Doomsday

It was somewhere between Alaska and Manila, last March 31, when I first learned that the world is (supposedly) going to end tomorrow.

“I was looking at you since we were waiting to board and I felt God told me to give this to you,” an old woman told me. She, a Filipina, a grandmother to two young children who she left in their seats in the Eva Air plane, probably mustered all the courage in her tiny frame to talk to me. “I don’t usually do this,” she said, “but I just had to talk to you.”

The next thing I knew, she handed me some sheets of paper, photocopied. I stole a quick glance at it, read several key words and Bible references, and volunteered the information,

“Oh, I’m also a Christian.”

This should save her the effort of trying to win me over to God’s side with her 3-point spiel on how people can get to heaven. Not that I would have minded but I thought it would be better to stop her that early from preaching to the choir.

We engaged in small talk and I told her about how I also help produce reading materials for people, I working for a Christian publishing company. She, on the other hand, spends most of her time looking after her grandkids while her daughter and son-in-law are away at work. Since she stays home for most of the time, she found a wonderful preoccupation: watching TV.

It is on TV that she stumbled upon the Family Radio ministry. She’d religiously (pun intended) watch their program, which ran 24/7, and attributed her growing knowledge of God to it. If I had a time machine then and could’ve fast-forwarded to at least seven weeks, I wouldn’t have been surprised to hear what she told me.

May 21, 2011. The world expires. Good-bye to life.

My first reaction was alarm. Oh no! She is misguided. Nobody knows when Jesus is coming again. He Himself said that only the Father knows.

Then it was my turn to speak. As lovingly as I could, I shared with her how no human being can speak so authoritatively about such things. Yes, I love God, I believe the Bible and I am sure that yes, this present world will end someday. And yes, there is heaven to look forward to. But there is absolutely nobody who can mark the end of the world in any calendar. Many have tried, but failed.

With a will firmly set as a flint, she did not buckle and insisted, gently though, that I read the photocopied material that explained why 2011 calendars should only have five months. I accepted it but not without doing my own pleading,

“I will pray for you. And if we reach May 22, would you please reconsider your beliefs?”

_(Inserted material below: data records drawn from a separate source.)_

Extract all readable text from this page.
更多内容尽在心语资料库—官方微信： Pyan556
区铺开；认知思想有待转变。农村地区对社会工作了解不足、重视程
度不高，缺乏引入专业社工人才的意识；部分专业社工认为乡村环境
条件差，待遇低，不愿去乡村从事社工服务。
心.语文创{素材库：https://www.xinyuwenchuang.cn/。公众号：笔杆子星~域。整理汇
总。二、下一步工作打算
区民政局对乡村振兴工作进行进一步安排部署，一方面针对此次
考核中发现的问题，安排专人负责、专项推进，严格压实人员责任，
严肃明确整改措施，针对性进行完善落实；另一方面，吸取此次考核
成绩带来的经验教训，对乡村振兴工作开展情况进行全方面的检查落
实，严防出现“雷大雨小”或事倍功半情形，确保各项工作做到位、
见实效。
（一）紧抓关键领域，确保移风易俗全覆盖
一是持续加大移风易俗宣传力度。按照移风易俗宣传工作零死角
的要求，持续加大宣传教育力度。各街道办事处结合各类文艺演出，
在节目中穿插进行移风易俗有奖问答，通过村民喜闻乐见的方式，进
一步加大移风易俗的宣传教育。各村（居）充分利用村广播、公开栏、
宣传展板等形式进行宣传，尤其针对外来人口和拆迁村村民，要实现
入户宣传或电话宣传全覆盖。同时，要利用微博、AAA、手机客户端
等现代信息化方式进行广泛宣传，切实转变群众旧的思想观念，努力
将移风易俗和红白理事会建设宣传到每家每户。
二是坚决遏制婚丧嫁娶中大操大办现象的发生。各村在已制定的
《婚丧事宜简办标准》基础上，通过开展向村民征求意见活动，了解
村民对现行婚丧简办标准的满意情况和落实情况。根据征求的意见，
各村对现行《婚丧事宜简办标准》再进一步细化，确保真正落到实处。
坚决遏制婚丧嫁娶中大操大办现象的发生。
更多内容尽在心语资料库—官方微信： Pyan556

She paused for a moment and smiled. I smiled back and said thanks. With concern in my heart my eyes were fixed on her as she made her way back to her seat.

How interesting this up-in-the-air conversation had been.

I don’t have harsh words to say about her and other doomsayers. Many of them are sincere about what they believe in or else they wouldn’t risk being labeled as nuts as they boldly announce to whoever has ten seconds to spare what is going to happen to the world.

Are they brave? Or just foolish? Should I feel disdain towards them for propagating what they think is the truth or should I feel compassion instead and allow this feeling to spur me towards loving people no matter what their size, shape, color, or religious inclination?

It is easier to be smug, sit with the Pharisees and watch other people fall into their own destruction. Aside from doomsday preachers, I’m talking about people around us who are stubbornly heading towards the wrong road. Don’t we silently wish we’d have a taste of the delicious satisfaction of being able to say someday, “Hah, you deserved that, foolish you. I told you God will come and get you. See?! “ I might not have verbalized these words to anybody but I have recited these words, again and again, when my only audience is myself. Yet I want to purge these ugly words from my heart, the poison of condemnation from my lips. I may never be on their side in the case of circumventing the truth or their deliberately turning a blind eye to what God’s word says is right but it doesn’t mean I should stop loving them.

Oh, Lord, how hard!

I’m really hoping the world doesn’t end tomorrow. Because I need more than a day to change and strip out of this robe I am wearing, and love people—really love them—better.